Every one of Sorkin's previous shows have attempted a near-real-time, in-depth look at a featured character. Sometimes it works (The West Wing) and sometimes it really falls flat (the Matthew Perry drug awareness episode of Studio 60). Last night it was The Newsroom's turn, and for the most part, it succeeded admirably.
Despite the superheroic altruism we're supposed to love about Will, the clues have been placed throughout the last two years that he's profoundly broken. We've gotten hints of his youth in Nebraska, and his abusive father; what we didn't know is that his dad is still alive, and he learns at the top of the show that he's been hospitalized for a heart attack. He growls indifference, but Mac wants him to get in touch before it's too late.
Meanwhile, Neal proves he's the only team member who acknowledges the existence of the internet, and learns that a guest booked to discuss the case of Tyler Clementi (the Rutgers student who committed suicide after his roommate outed him) is planning on coming out to his parents on the air. Mac finds the guest and gives him an earful about cautionary tales of family and acceptance; it's an interesting parallel. Will's shown a marked, almost pathological need to be loved by his audience and his coworkers, even when his behavior doesn't warrant it. It's clearly a father issue side effect. We're meant to draw the thread between the guest and Will here, and it works.
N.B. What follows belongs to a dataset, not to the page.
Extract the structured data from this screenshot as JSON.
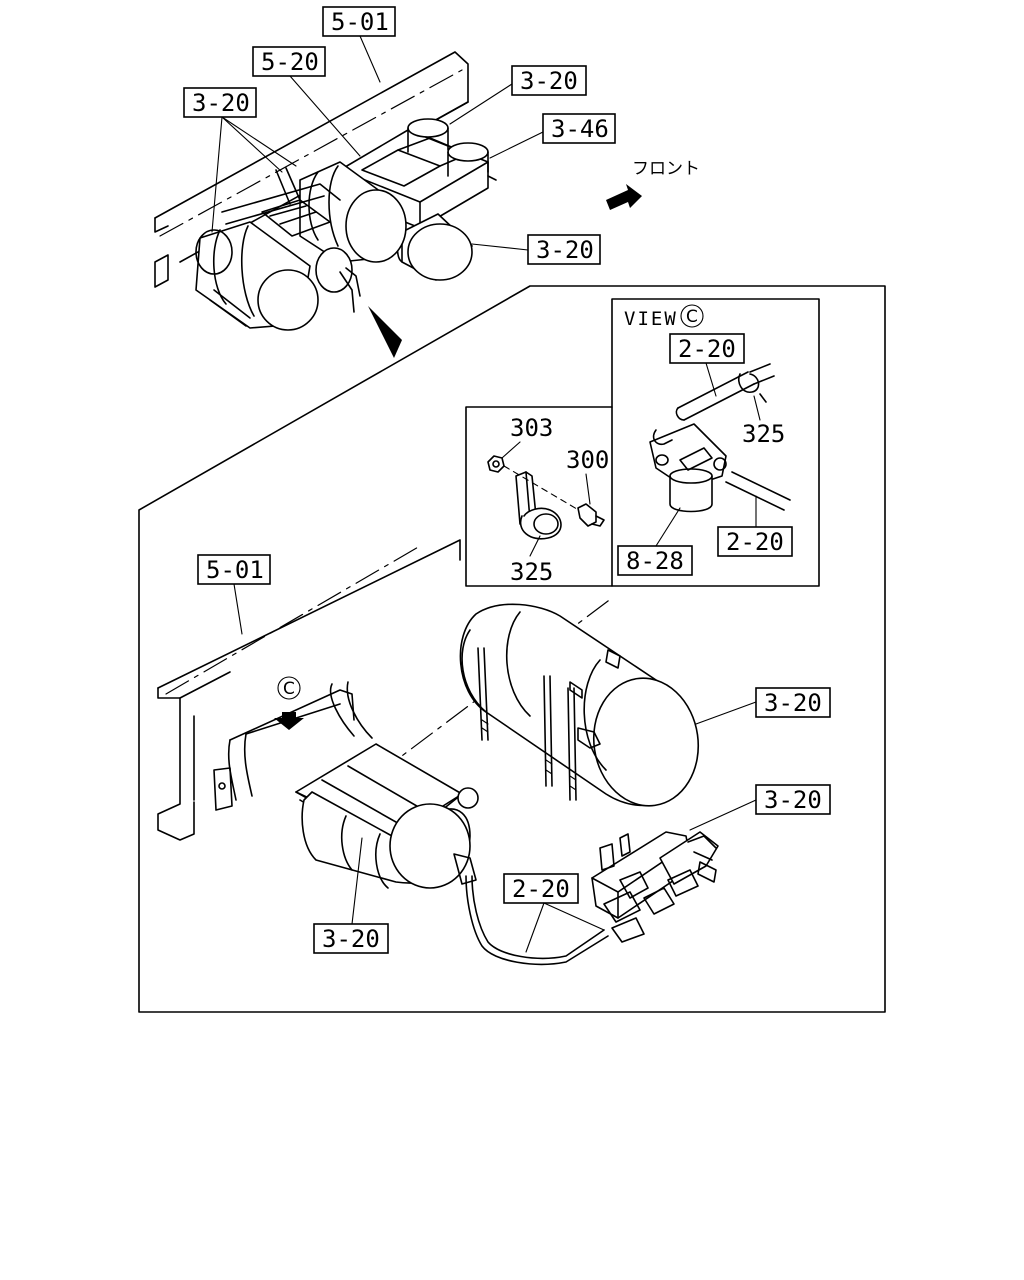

And of course, that's what happens--Will calls his father back and learns he's died. He'll never get the approval he's craved. Will demands love from the audience because his dad never provided it. And we see Will lose his composure for perhaps the first time. He ends the episode bleary-eyed, and flubs his cue. Then he looks at the camera: "Well, I guess it's just us now." Is he talking about his siblings, now that their parents are gone? His team, now that the audience is not a concern? It's an incredibly sad and true moment about what happens when we're left alone and can't quite be ourselves, even then.
Other stuff at play this episode: Sloan gets naked pics of herself thrown online by an ex (this actually happened last year to Alison Pill, who plays Maggie, btw) and Reese loses it. Sloan goes off the air voluntarily, and this leads to a moment of conversational intimacy with Don. We know what's going to happen there.
Speaking of Don, he becomes embroiled in trying to clear a candidate's name from connections to a fictional Muslim group. A bottom-barrel website reports the connection, and when Don calls the editor to refute the claim, he refuses to remove the story. Mac has a moment with two prank callers who are pretending to be a man trapped in a building in Turkey and his wife in New York. All of this, of course, foreshadows what might happen with Genoa: fiction and the news are becoming intertwined, and it's only a matter of time before Jerry makes a false move and something terrible happens. Jerry's back in DC, and still chasing the story. Charlie gets a visit from a naval officer who provides yet more evidence; this is going to explode.
And then there's Jim and Maggie. Jim and Hallie are still hooking up and Maggie is clearly a mess after Uganda (PS--when, exactly, did the radical haircut happen? We're back to blonde this week). She's got the beginnings of an alcohol problem, and living with Lisa doesn't help. She mis-edits George Zimmerman's call to 911, and it's a sure sign that her life is taking its toll on her journalistic integrity. It's an interesting parallel to Will; I'm hoping that somehow, these two characters can find some strength in each other, which would provide character development and growth.
I know I've ragged on the show this season, but nights like this prove why Sorkin deserves the cred he's been given in the past; another few episodes like this, and my complaints might just be forgotten. What did you think?